Estos datos representan un resumen perfecto de lo que ha ocurrido en el continente desde que Zweig escribió sus memorias: menos Estados como solución a los conflictos nacionales. La UE nació con el propósito de compartir los recursos —el carbón y el acero—, pero rápidamente cuajó como algo mucho más ambicioso: crear una estructura inclusiva, en la que estén representados los países, las naciones y sus diferencias, pero sobre todo los ciudadanos. La historia de Europa es tan intrincada que no hay otra forma de resolver conflictos milenarios. En su libro L’invention de l’Europe, el demógrafo francés Emmanuel Todd explica que “la civilización europea actual es el producto de una síntesis, lenta y trabajosa” porque “sus pasiones, religiosas o económicas, están inscritas en el espacio”. Darle un nuevo sentido a ese espacio, que sea de todos los ciudadanos sin que importen sus pasiones (porque, no lo olvidemos, el nacionalismo es una pasión, no una realidad), es el gran logro de la UE. Y dar marcha atrás sería un error gigantesco.

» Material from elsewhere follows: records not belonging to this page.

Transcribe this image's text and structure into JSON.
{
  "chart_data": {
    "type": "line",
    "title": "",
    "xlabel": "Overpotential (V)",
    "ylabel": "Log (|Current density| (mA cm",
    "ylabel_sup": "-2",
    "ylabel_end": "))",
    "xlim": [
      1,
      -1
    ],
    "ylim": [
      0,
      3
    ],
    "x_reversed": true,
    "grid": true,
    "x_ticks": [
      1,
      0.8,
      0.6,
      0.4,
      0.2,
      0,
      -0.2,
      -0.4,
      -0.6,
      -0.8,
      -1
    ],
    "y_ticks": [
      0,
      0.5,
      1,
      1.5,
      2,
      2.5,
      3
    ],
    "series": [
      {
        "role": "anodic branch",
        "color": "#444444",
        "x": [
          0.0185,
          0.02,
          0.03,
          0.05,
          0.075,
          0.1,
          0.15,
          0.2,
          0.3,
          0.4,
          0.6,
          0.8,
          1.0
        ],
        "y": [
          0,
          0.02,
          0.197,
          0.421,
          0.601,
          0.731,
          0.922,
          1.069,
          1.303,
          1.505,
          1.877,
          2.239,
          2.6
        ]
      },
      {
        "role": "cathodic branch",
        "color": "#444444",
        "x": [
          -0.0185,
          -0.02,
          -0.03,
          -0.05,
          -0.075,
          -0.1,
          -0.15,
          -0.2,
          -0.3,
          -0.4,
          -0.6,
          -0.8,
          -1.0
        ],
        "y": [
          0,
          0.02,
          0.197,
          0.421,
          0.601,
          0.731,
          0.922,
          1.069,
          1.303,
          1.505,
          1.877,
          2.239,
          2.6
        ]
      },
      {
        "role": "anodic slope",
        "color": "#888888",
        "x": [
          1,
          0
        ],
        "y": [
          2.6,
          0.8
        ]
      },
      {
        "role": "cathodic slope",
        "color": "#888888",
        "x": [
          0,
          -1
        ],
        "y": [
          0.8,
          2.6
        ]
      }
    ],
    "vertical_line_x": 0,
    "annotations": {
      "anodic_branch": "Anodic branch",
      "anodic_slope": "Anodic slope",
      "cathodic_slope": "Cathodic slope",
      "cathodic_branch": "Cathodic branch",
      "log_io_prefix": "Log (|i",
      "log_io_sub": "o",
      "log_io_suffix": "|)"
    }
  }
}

Algún político insensato ha hablado de algo así como el “modelo esloveno” para el desafío separatista de Cataluña. Incluso obviando datos que no se deberían obviar —una guerra de 10 días, 70 muertos, el principio de la catástrofe yugoslava, la peor que ha sufrido Europa desde el final de la II Guerra Mundial—, es interesante recordar un fleco de aquella independencia, que refleja lo que ocurre cuando se crean Estados basados en la nación: los llamados “borrados”. Cuando Eslovenia se independizó, un 10% de la población (200.000 de dos millones) era de origen yugoslavo, se había instalado en la República más rica, pero no había nacido allí, aunque estaban integrados. Primero se les obligó a regularizarse (¡en el país en el que llevaban viviendo desde hacía décadas!) y 18.000 de ellos fueron “borrados”, eliminados de los registros como si nunca hubiesen existido. Era una conclusión lógica: en el Estado de los eslovenos, los que no lo son no tiene cabida. En un Estado plurinacional, ese problema no existe. ¿Cuándo se solucionó? Después de que Eslovenia entrase en la UE y Bruselas le obligase a arreglar tan feo asunto.

El fin de semana del referéndum ilegal, visitó España un escritor bosnio llamado Velibor Colic, autor de un libro, lleno de humor, sobre la dificultad de empezar de cero en otro país, Manual de exilio(Periférica). Bosnio de origen croata, desertó durante la guerra, estuvo en un campo de concentración del que se fugó y se exilió en Francia. Aprendió el idioma y acabó convertido en un escritor de éxito. Ahora vive en Estrasburgo, trabaja con inmigrantes (50 nacionalidades conviven en la ciudad) y contemplaba con una mezcla de preocupación e incredulidad lo que ocurría en Cataluña. Colic decía que los referendos nacionalistas los carga el diablo. Y no paraba de bromear con que su siguiente exilio sería el más cómodo y barato, porque un tranvía une Estrasburgo con Khel, en Alemania. Se inauguró el 24 de abril y cruza, por 1,40 euros, una frontera que provocó tres guerras entre 1870 y 1945. Aquel exiliado bosnio no podía entender que alguien quisiese bajarse de ese tranvía que cruza fronteras y deja atrás para siempre una triste historia.